Intervention de Jean-Luc Mélenchon

Séance en hémicycle du dimanche 22 avril 2018 à 14h00
Immigration maîtrisée droit d'asile effectif et intégration réussie — Explications de vote

Photo issue du site de l'Assemblée nationale ou de WikipediaJean-Luc Mélenchon :

Nous ne voterons pas cette loi, qui est la triste reprise d'un rite dorénavant constant dans l'histoire politique de notre pays. Il y a, pour chaque législature, en moyenne, deux textes de loi sur l'accueil des étrangers. Personne n'a jamais fait le bilan de ces textes qui se sont accumulés, tant et si bien que depuis l'ordonnance du 2 novembre 1945 de la Libération – ce document qui faisait, après une guerre mondiale, après les tumultes et les déplacements de population dont vous vous souvenez, vingt-cinq pages – , le code concerné comporte désormais mille pages. À l'évidence, à mesure que les pages s'empilaient, rien ne s'est réglé. Au contraire, tout s'est aggravé. Aucun bilan global n'a été tiré. Mais, par contamination, c'est d'abord le code de la nationalité, puis le régime des libertés publiques qui, progressivement, ont été ici entamés, là à moitié dissous.

On a vu comment de la peur de l'autre au mépris de soi, il y a peu. Avoir peur des autres au point de remettre en cause les traditions les plus constantes de la patrie sur le code de la nationalité et sur les libertés publiques, c'est déjà se mépriser soi-même beaucoup. De la peur de l'autre au mépris de soi, il y a peu. Du mépris de soi à la haine de l'autre, il y a encore moins. Nous l'avons entendu au fil des débats. Nous avons entendu ces propos incroyables, ces caricatures absurdes, ces angoisses qui paralysent et tétanisent la réflexion de certains, qui voient ce pays bien plus mal qu'il n'est sur ce sujet. Peu importent les intentions : il y aura de nouveau un texte et peut-être encore un autre, et sans doute un autre encore, parce que rien ne peut être réglé de cette façon.

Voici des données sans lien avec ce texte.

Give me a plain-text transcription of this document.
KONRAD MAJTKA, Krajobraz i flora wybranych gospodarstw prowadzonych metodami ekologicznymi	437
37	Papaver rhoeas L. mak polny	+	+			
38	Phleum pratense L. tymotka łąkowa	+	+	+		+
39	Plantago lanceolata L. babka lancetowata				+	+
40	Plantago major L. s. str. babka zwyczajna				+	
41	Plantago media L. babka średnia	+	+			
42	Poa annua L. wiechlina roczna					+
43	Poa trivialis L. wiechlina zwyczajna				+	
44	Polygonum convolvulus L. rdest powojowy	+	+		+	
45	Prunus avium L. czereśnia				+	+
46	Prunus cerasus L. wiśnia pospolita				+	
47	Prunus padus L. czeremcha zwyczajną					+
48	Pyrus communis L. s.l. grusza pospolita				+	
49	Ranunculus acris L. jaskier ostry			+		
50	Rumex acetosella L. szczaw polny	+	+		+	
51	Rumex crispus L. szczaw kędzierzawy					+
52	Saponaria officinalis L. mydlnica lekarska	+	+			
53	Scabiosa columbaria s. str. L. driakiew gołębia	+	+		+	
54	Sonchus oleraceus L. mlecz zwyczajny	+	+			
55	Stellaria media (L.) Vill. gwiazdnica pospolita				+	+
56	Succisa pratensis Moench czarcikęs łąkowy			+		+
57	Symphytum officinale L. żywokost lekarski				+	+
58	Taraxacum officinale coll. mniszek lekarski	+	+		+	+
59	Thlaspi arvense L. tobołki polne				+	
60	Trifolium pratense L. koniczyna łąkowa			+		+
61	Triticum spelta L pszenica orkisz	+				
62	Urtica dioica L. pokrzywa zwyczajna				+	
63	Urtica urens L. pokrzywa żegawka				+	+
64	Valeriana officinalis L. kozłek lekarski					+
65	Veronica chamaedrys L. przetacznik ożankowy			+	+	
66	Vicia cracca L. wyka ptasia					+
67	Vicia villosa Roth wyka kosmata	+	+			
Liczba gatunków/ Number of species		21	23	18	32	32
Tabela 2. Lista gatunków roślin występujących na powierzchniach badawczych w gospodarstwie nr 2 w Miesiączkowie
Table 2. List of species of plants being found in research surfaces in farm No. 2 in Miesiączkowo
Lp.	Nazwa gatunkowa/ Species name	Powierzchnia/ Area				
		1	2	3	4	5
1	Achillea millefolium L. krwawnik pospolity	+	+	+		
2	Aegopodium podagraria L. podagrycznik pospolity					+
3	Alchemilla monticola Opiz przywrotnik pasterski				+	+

Peu importent les intentions. Il vient d'être décidé que la rétention administrative se transforme en une détention de fait, puisque l'on conservera des gens enfermés et privés de liberté pendant quatre-vingt-dix jours, sans avoir la moindre installation correspondant à un tel besoin. Le ministre a prévu d'accélérer toutes les procédures, de diminuer tous les temps de recours, d'allonger la rétention et de prendre des mesures pour permettre que cela se passe dans des conditions humaines et équitables. Quelles mesures ? Quatre cents places de plus… On se pince. On ne peut y croire… Qu'est-ce que tout cela peut bien régler ?

Je crains que, dorénavant, tout aille encore plus mal pour notre pays, qui sera montré du doigt parce que cette détention de quatre-vingt-dix jours ne respectera pas les droits sur lesquels nous nous sommes engagés dans toutes les arènes internationales. D'une certaine façon, tout est dit. Notre logique est à l'inverse. Monsieur le ministre d'État, je suis sûr que, dans votre esprit, vous faites pour le mieux et que vous pensez régler des choses. Mais vous devez bien comprendre que, dans les conditions du monde aujourd'hui, le problème n'est pas celui de la gestion des arrivées, mais celui de la gestion des départs. Il ne faut pas viser une immigration zéro, mais une émigration zéro, c'est-à-dire que chacun vive heureux là où il se trouve.